A inquietação social aumenta à medida que o dia da gala literária se aproxima. O assistente do governador, sob a falsa impressão de que Stepan Trofímovitch é a fonte do problema, ordena uma invasão à sua residência. Profundamente chocado, Stiepan Trofímovitch dirige-se ao governador para reclamar. Ele chega enquanto um grande grupo de trabalhadores da fábrica de Spigulin faz um protesto sobre as condições de trabalho e pagamento. Já em um estado de espírito precário, Andrey Antonovich responde a ambos os problemas de uma maneira um tanto autoritária demente. Julia Mikhaylovna e seu séquito, entre os quais Varvara Petrovna e Liza, voltam de uma visita a Skvoreshniki e o governador é ainda mais humilhado por uma afronta pública de sua esposa. Enquanto Julia Mikhaylovna se envolve de forma encantadora com Stiepan Trofímovitch e o "grande escritor" Karmazinov, que vão ler no baile de gala amanhã, Piotr Stiepánovitch entra. Ao vê-lo, Andrey Antonovich começa a dar sinais de perturbação. Mas a atenção é imediatamente desviada para um novo drama: Stavróguin entra na sala e é abordado por Liza. Em voz alta, ela reclama do assédio de um certo capitão Lebyadkin, que se descreve como parente de Stavróguin, irmão de sua esposa. Stavróguin responde calmamente que Marya (nascida Lebyadkina) é de fato sua esposa, e que ele fará com que o capitão não cause mais problemas a ela. Varvara Petrovna fica horrorizado, mas Stavróguin simplesmente sorri e sai. Liza o segue.

Parte III

A tão alardeada matinê literária e baile acontece no dia seguinte. A maior parte da cidade se inscreveu e todas as pessoas influentes estão presentes para a leitura, com exceção dos Stavróguin. Julia Mikhaylovna, que de alguma forma conseguiu reconciliar Andrey Antonovich, está no auge de sua ambição. Mas as coisas dão errado desde o início. Os associados de Piotr Stepanovich, Lyamshin e Liputin, aproveitam-se de seu papel de administradores para alterar os procedimentos de maneira provocativa e permitir que muitos tipos inferiores entrem sem pagar. A leitura começa com a aparição não programada no palco de um capitão Lebyadkin desesperadamente bêbado, aparentemente com o propósito de ler alguns de seus poemas. Percebendo que o capitão está bêbado demais, Lipútin se encarrega de ler o poema, que é uma peça estúpida e insultuosa sobre a difícil situação das governantas.
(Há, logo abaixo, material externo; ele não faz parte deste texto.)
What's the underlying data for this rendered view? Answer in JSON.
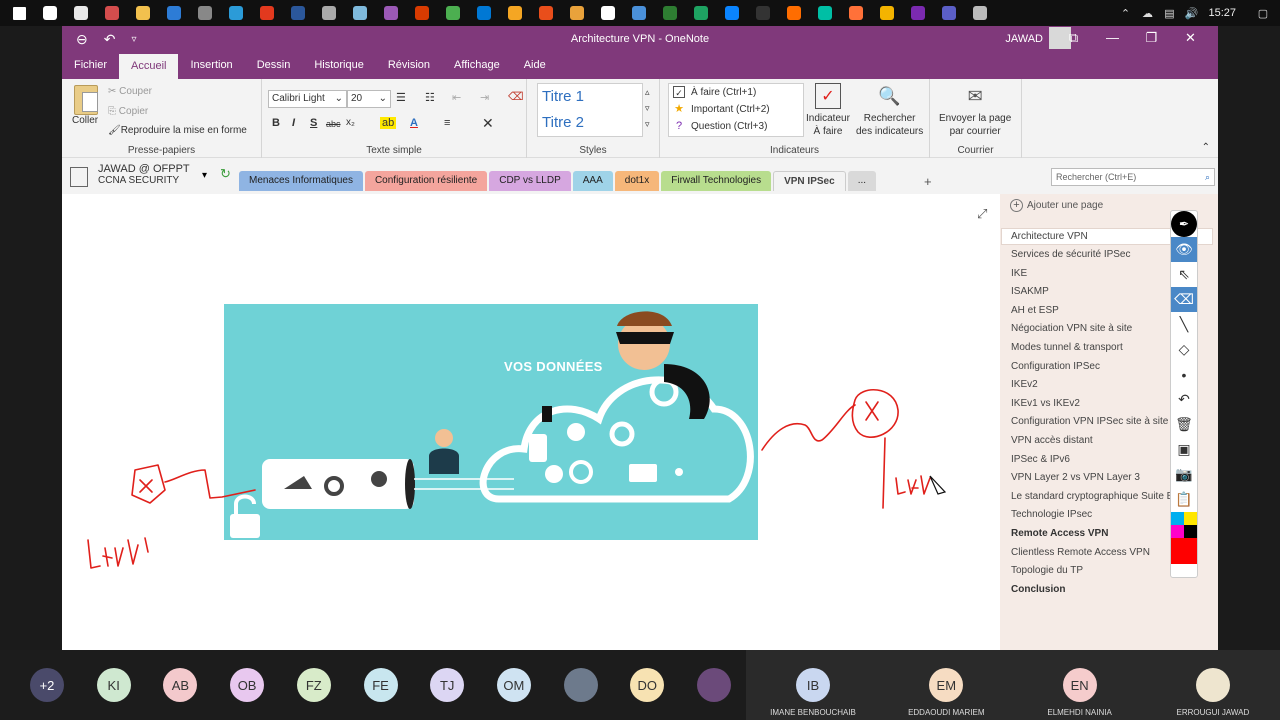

Ele é rapidamente seguido pelo gênio literário Karmazinov, que está lendo uma despedida de seu público intitulada " Merci ". Por mais de uma hora, o grande escritor penetra em um fluxo sem rumo de fantasia egocêntrica, levando o público a um estado de total estupefação. A tortura só chega ao fim quando um ouvinte exausto grita inadvertidamente "Senhor, que besteira!" e Karmazinov, após trocar insultos com o público, finalmente fecha com um irônico " Merci, merci, merci ". Nesta atmosfera hostil, Stepan Trofimovich sobe ao palco. Ele mergulha de cabeça em uma exortação apaixonada de seus próprios ideais estéticos, tornando-se cada vez mais estridente à medida que reage ao escárnio que emana do público. Ele termina amaldiçoando-os e fugindo. O pandemônio irrompe quando um terceiro leitor inesperado, um "professor" de Petersburgo, imediatamente entra em cena em seu lugar. Aparentemente encantado com a desordem, o novo orador se lança em um discurso frenético contra a Rússia, gritando com todas as suas forças e gesticulando com o punho. Ele acaba sendo arrastado para fora do palco por seis oficiais, mas de alguma forma consegue escapar e retorna para continuar sua arenga antes de ser arrastado novamente. Apoiadores na platéia correm em seu socorro enquanto uma estudante sobe ao palco tentando despertar os estudantes oprimidos em todos os lugares para protestar.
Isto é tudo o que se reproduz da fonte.